Però poi quell’avventuriero ha lasciato quei giovani, partiti
entusiasti, a gestire un mucchio di rovine materiali e morali.
Meriterebbe, suppongo, almeno un po’ di rancore.
Se abbiamo perso la guerra non è stato a causa della sfortuna
o della” perfida Albione” o delle “potenze demo-plutocratiche”, ma perché ci
siamo fatti guidare da un sostanziale avventuriero, che ha giocato a carte sul
tavolo della storia, con le vite di troppe persone, che è riuscito abilmente a
manipolare con gli strumenti del regime.
Cerchiamo di vedere le cose con un po’ di senso storico e
ricordiamo, che la stessa operazione di autocritica, sono stati costretti a
farla anche quelli dell’altra parte, quei comunisti, ai quali era stato
promesso un paradiso in terra e che hanno visto poi la storia smascherare quel
mucchio di menzogne, alle quali avevano creduto, per lo più in perfetta buona
fede.
Anche loro avevano perseguito un sogno ed alti ideali e poi
sono stati traditi, da chi li aveva manipolati.
L'operazione di Pansa, se fosse quella di catturare il
sentimento di chi è stato fascista, per
dare a un fascismo irrimediabilmente condannato dalla storia a causa dei suoi
errori, una dignità che non può assolutamente riacquistare o recuperare,
sarebbe veramente deprecabile.
Questo nostro paese ha bisogno di informazione e conoscenza,
per risolvere ancora una parte dei
disastri combinati dai fascisti, per rimediare ai quali, non abbiamo
ancora smesso di pagare cambiali.
Perché le debolezze, lo “spread”, del quale soffre questo
paese, rispetto ai cugini europei, derivano, per una parte almeno, ancora,
dalla filosofia di fondo dei fascismi e dei comunismi, che perdura nel
subconscio di molti.
Dobbiamo constatare, che questa filosofia di fondo, malata di
autoritarismo, ed estranea ai principi fondanti della democrazia, è stata
assorbita anche dai nipoti di chi allora era stato fascista o comunista.
Diversamente non si spiegherebbe, come mai, i partiti
personali, guidati da sostanziali avventurieri, come Berlusconi, Grillo, Bossi
ed ora forse anche da Renzi, sorgono come i funghi solo da noi.
Perchè Germania, Francia e Inghilterra sono guidati ed hanno
opposizioni, guidate da persone e partiti “normali”?
E' chiaro che la fortuna non c'entra nulla.

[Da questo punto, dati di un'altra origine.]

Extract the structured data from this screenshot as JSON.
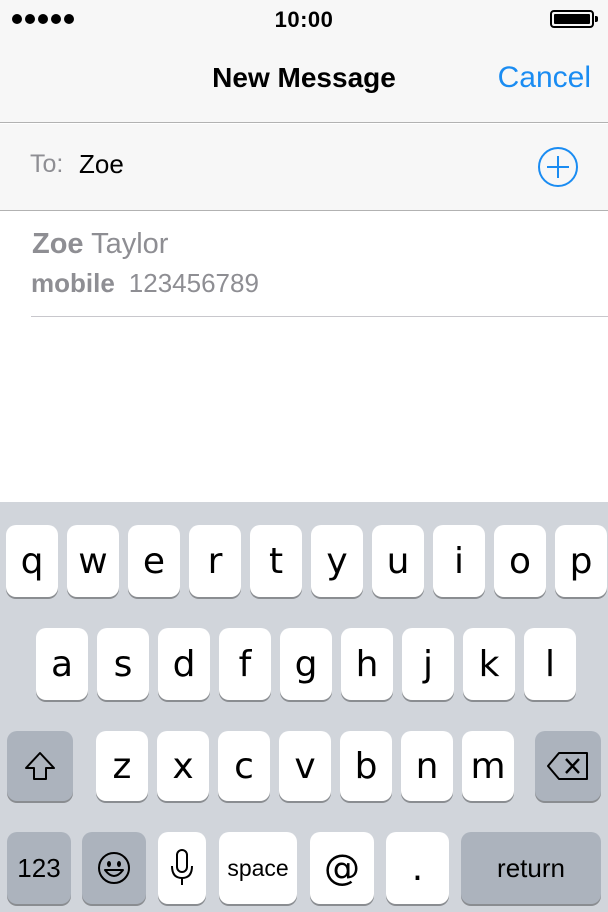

“Unusquique faber suae fortunae” : dicevano gli antichi e il
discorso vale anche per i popoli.
Questo ultimo lavoro di
Pansa, sarà anche stato ispirato da perfetta buona fede, ma alla fine sembra
tanto, l’ennesimo tributo dedicato ad un anticomunismo viscerale, che non ho
mai condiviso, e che mi è sempre sembrato, che fosse suscitato artificialmente
e mediaticamente da untori interessati, che, spesso, ci hanno campato sopra.
Non penso ovviamente a Pansa , ma ovviamente a quei personaggi politici che hanno
fatto da vent’anni di un anticomunismo anacronistico, la loro bandiera.
Ma ciò non toglie, come si è detto sopra, che queste sue opere abbiano prodotto e
divulgato una documentazione, che, di
per sé, credo che sia da accogliere come utile e positiva.